When Japanese industrial designer Naoto Fukasawa began his first collaboration with American furniture-maker Emeco, he was surprised to discover that the brand’s classic Navy Chair family was missing a key member. “I was happy to find that this symbolic icon didn’t yet have the simplest round stool,” Fukasawa says. “Because that meant I could design one.”
Applying his trademark approach to design – simple, elegant and purposeful – Fukasawa developed the Za stool. Meaning “a place to sit” in Japanese, Za is a “modest and humble” seat that’s intended for use just about anywhere, inside and outside. The handmade piece – produced in recycled aluminum at the brand’s Pennsylvania factory using a complex 77-step process – is envisioned by both the designer and the manufacturer to be an heirloom that is cherished and passed down through generations.
Fukasawa appointed the perch with a unique and carefully considered seat shape: An almost indiscernible depression creates a subtly raised rim that “catches the tailbone,” making it easy and comfortable to sit on while also allowing for fidgets and movements.
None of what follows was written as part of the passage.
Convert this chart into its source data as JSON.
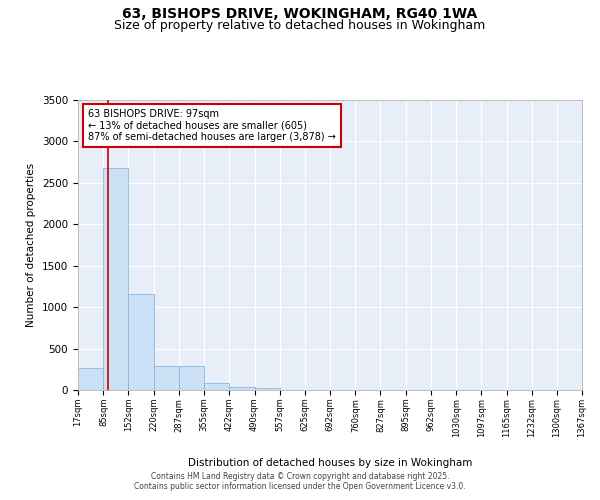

This deliberate gesture was born of Fukasawa’s desire to give people “a happy mood when sitting” and to create an object that invited an unconscious choice to linger. Lightweight yet undeniably durable, Za is available in three heights (small at 47.6 cm, counter at 63.5 cm and bar at 76.2 cm) and a range of finishes: hand-brushed or hand-polished aluminum or powder-coated in six colourways (dark grey, white grey, light blue, coral orange, sweater brown and green).
The recycled aluminum structure (Emeco’s signature material) is also impervious to modern disinfectants and anti-microbial cleaners and has a minimum carbon footprint of 8.42 kg CO2e.
Japanese designer Naoto Fukasawa’s first contribution to the American brand merges craftsmanship with consideration.